There’s an interpretation centre by the entrance which is well worth spending fifteen minutes looking around before you set off on your forest walk. To enter the forest itself, you visit with a Digo guide from the centre (no independent wanderings allowed), wrapped in a kaniki (indigo-dyed calico sarong) that you will be loaned. Photography is encouraged (except at the grave sites near the centre), but you are expected to show deep respect for the impressive forest environment – which means no running around and no kissing and cuddling. Behave as if in a church or mosque and you won’t go far wrong. As soon as you leave the sunlight and enter the cathedral-like gloom of the understorey, a hush tends to fall on proceedings, as you concentrate on stepping over the buttress roots of forest giants and avoiding contact with trailing creepers or ant-covered surfaces.

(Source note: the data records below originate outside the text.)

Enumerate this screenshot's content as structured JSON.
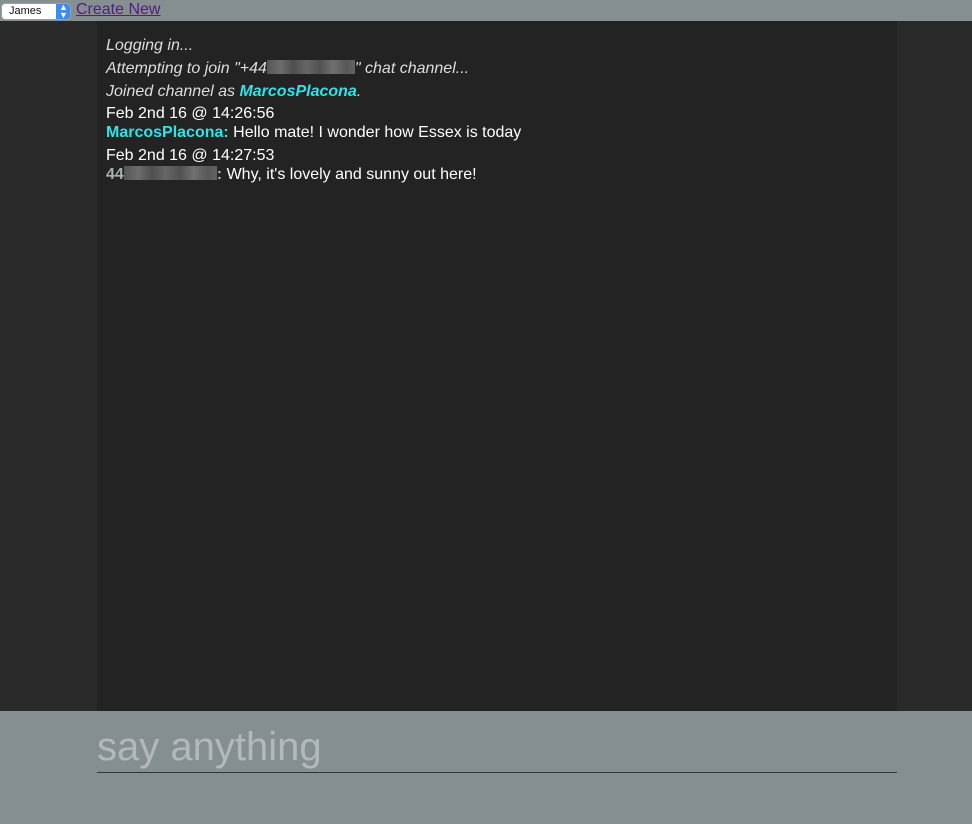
{
  "topbar": {
    "selected_user": "James",
    "create_new_label": "Create New"
  },
  "chat": {
    "system": {
      "logging_in": "Logging in...",
      "attempting_prefix": "Attempting to join \"+44",
      "attempting_suffix": "\" chat channel...",
      "joined_prefix": "Joined channel as ",
      "joined_name": "MarcosPlacona",
      "joined_suffix": "."
    },
    "messages": [
      {
        "timestamp": "Feb 2nd 16 @ 14:26:56",
        "author": "MarcosPlacona",
        "author_suffix": ":",
        "text": " Hello mate! I wonder how Essex is today"
      },
      {
        "timestamp": "Feb 2nd 16 @ 14:27:53",
        "author": "44",
        "author_suffix": ":",
        "text": " Why, it's lovely and sunny out here!"
      }
    ]
  },
  "composer": {
    "placeholder": "say anything"
  },
  "colors": {
    "page_bg": "#2a2a2a",
    "chat_bg": "#232323",
    "bar_bg": "#858f8f",
    "accent_name": "#2fe3e8"
  }
}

There’s a more light-hearted side to the experience, in any case, as tree-hugging (transmit all your cares and fears to the tree) and stories of “herbal Viagra”, aphrodisiac essences and cures for back pain in pregnant women are all part of the two-hour nature walk as you’re accompanied, if you’re lucky, by someone of seemingly limitless knowledge. The animals you’ll see, apart from monkeys, are mostly smaller denizens of the undergrowth, but no less worth spying for that – fiery red squirrels, slow-flying shade-loving butterflies and giant millipedes and, possibly, an elephant shrew snuffling through the leaf litter with its probing proboscis.